We don't get the X-trail in the U.S. but it sounds like you may have something in the squirrel cage(blower motorwheel). I'm not sure how it is setup specifically on the X-trail but most all Nissans have they'r blower motors set up the same way. Under/behind the glovebox you should see a round black motor sticking down with 3 8mm/phillips screw that hold it in place. Just take out the screws, disconnect the 1 electrical connector going to it and drop it down. Just inspect it to see if there are any leaves/debris are in it. A lot of times a mouse will get in there and build a little house for themselves, causing problems. Good luck.


----------



## ecrase2500 (Dec 31, 2004)

I've got the exact same problem with my Canadian-spec '05 X-Trail SE. In my case as well, my initial inquiry to the dealer resulted in an "it's normal/could not reproduce" response.

My obsessive search for the source of the hiss has led me to the passenger-side tweeter grille, through which the side window defroster airflow passes. I'm not 100% sure, but I think the whistling sound is because the seal is poor between the dash duct and the outlet in the grille. I think the cold weather worsens the problem because the foam stiffens up and/or shrinks.

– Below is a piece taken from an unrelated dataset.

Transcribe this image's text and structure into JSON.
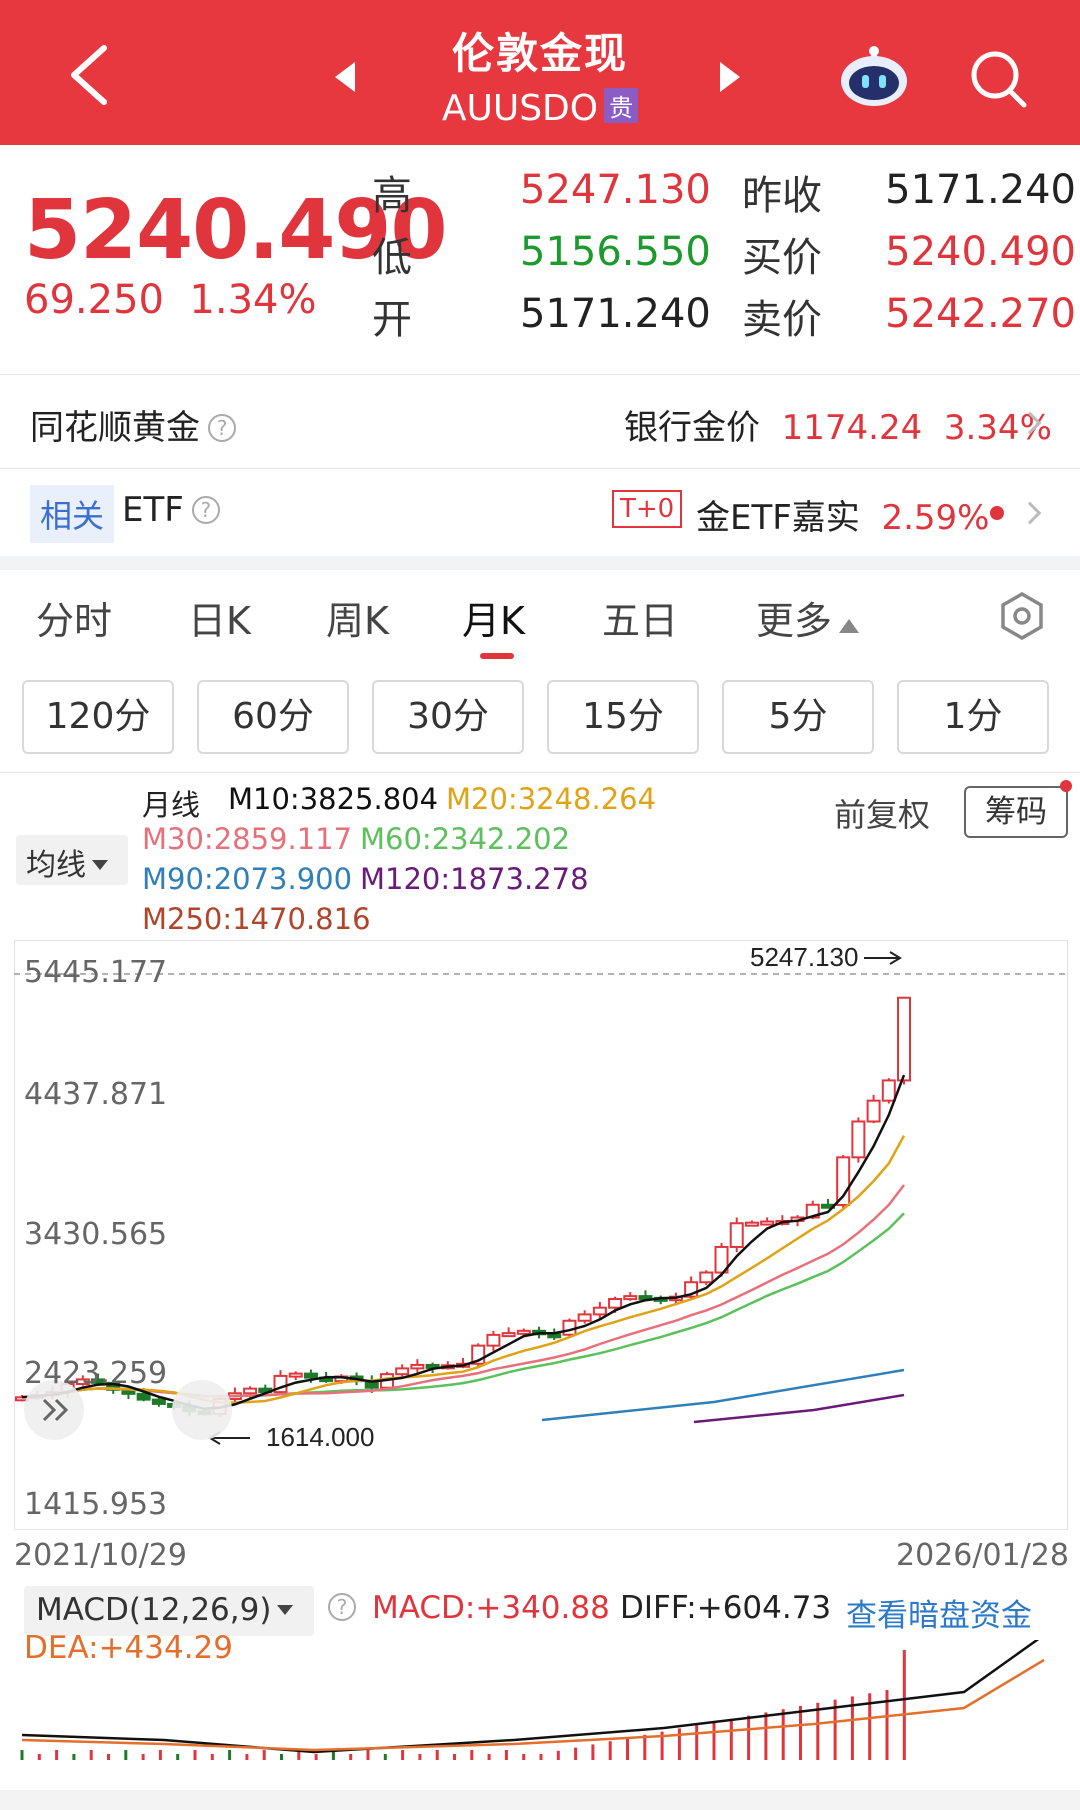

On thing I have confirmed, though, is that same speaker grille makes a rubbing noise every time I hit a bump, so I'm going to ask my dealership to replace it, and hopefully do something to improve the seal as well. I'll let you know if I have any luck.



KelS said:


> Hi everyone. I'm a newbie here and have a question for anyone else with an X-Trail in Canada. Got in in August and absolutely love it, except for one thing... the fan makes a high-pitch whistling sound on all fan settings, but the higher you go, the worse it gets. And it also changes depending on which setting it's on (floor, front window etc.). When I had it in for the first oil change I asked them about it and they said that's just the way it is. I accepted it initially, but now that the weather is much colder and I'm using it more often, it's really getting annoying. My husband just turns it off when he's riding with me. He can't stand it. Has anyone else experienced this? I want to take it back to the dealership but though I should ask around first.
> 
> Thanks!


----------